Three versions. Three layers of complexity. Each one added because the previous version couldn't do something users needed.

📱 ForkIt! App React Native + Expo
🔒 Clerk Auth (Apple, Google)
Vercel Backend 12 serverless functions
💳 RevenueCat IAP + subscriptions
🗃 Neon PostgreSQL (history, favs)
🍽 Google Places The only paid API
Redis (Vercel KV) Group sessions
🐛 Sentry Crash reporting
🌐 forkaround.io Landing + web joiner
🛠 GitHub Actions CI + pre-commit

v1: App + Backend + Google

Three pieces. The app talks to a Vercel backend. The backend talks to Google Places API. One button, one API call, one random restaurant.

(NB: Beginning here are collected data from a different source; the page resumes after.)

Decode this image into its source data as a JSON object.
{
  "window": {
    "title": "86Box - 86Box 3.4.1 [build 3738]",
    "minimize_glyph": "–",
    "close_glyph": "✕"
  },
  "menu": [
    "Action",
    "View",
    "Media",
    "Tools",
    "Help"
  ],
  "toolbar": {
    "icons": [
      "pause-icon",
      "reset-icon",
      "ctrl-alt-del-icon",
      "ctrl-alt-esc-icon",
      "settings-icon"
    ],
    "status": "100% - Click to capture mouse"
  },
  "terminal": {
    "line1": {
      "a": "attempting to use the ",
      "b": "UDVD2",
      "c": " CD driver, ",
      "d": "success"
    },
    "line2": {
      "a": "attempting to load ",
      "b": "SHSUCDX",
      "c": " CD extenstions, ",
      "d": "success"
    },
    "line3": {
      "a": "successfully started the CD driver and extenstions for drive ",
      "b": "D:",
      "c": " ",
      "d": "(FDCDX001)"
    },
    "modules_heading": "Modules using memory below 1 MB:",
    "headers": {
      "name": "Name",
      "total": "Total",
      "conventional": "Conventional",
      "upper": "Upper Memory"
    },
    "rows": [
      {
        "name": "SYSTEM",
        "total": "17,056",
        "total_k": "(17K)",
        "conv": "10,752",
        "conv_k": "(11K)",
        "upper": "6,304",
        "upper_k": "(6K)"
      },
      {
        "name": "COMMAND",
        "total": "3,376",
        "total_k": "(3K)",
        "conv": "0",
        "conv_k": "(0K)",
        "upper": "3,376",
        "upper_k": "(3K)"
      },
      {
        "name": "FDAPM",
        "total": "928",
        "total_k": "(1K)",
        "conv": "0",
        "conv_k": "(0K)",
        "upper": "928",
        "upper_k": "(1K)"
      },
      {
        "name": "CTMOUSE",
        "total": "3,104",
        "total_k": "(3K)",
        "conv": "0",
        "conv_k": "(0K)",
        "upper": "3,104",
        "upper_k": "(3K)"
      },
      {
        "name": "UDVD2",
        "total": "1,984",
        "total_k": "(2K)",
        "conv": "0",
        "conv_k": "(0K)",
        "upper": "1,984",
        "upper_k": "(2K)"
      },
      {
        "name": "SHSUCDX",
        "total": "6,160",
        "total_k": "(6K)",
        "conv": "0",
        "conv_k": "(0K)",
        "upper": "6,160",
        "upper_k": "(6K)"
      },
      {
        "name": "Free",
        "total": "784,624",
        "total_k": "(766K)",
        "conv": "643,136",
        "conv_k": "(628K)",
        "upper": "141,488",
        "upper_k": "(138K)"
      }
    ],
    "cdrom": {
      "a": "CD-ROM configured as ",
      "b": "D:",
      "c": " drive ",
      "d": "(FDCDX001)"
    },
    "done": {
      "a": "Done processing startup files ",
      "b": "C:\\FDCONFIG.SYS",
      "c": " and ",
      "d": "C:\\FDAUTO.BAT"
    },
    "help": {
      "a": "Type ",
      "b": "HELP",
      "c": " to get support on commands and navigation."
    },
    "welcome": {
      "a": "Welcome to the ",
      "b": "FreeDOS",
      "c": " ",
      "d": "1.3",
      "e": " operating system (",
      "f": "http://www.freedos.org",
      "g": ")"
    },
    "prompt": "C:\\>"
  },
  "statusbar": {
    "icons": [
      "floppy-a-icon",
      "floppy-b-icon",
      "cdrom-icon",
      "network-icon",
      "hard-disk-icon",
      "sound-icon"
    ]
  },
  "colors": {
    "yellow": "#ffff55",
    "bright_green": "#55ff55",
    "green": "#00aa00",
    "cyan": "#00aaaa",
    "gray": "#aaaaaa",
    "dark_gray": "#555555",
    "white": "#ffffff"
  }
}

Total services: 3. Monthly cost: Google API only.

v2: Groups Need State

Fork Around sessions require real-time coordination: who joined, what filters they set, whether the host picked. Redis (Vercel KV) handles ephemeral session state with a 1-hour TTL.

The web joiner lets people without the app join from a browser. A static HTML page, no framework, no build step.

Total services: 5. Added: Redis, Web.

v3: Identity and Persistence

User accounts need auth (Clerk). History and favorites need a database (Neon PostgreSQL). Subscriptions need payment infrastructure (RevenueCat). Crashes need reporting (Sentry). Code needs automated gates (GitHub Actions).

Total services: 12. Everything else was free tier.

The 12-Function Ceiling

Vercel Hobby plan caps serverless functions at 12. The backend hit that limit. When Claude refactored endpoints and renamed them, backward-compatible rewrites were needed so deployed apps wouldn't break.

Those rewrites still count toward the function limit. Every new endpoint means consolidating or removing an old one.

Observability (Added Late)

Sentry was added after users reported crashes. Not before. CI was added after a bad deploy broke production. Not before.

Lesson: set up observability on day 1, not after the problems are already live.

Quality Gates

The 31-Review Code Quality Suite

An LLM built the code. An LLM also builds bugs, billing exposures, dead code, and accessibility failures. The review suite exists because trust, but verify applies double when neither you nor your tool has built software before.

Phase 1: Automated (5 checks)

Run with one command: npm run review

  • ESLint (zero-warning policy): AI pitfall detection, security patterns, hooks rules, accessibility
  • Prettier: formatting consistency, no style debates
  • Knip: dead code, unused exports, phantom dependencies
  • npm audit: known CVEs in the dependency tree
  • Secretlint: hardcoded API keys, tokens, credentials

Phase 2: Manual Deep-Dive (26 reviews)

Read every source file. Cite lines. Rate by severity.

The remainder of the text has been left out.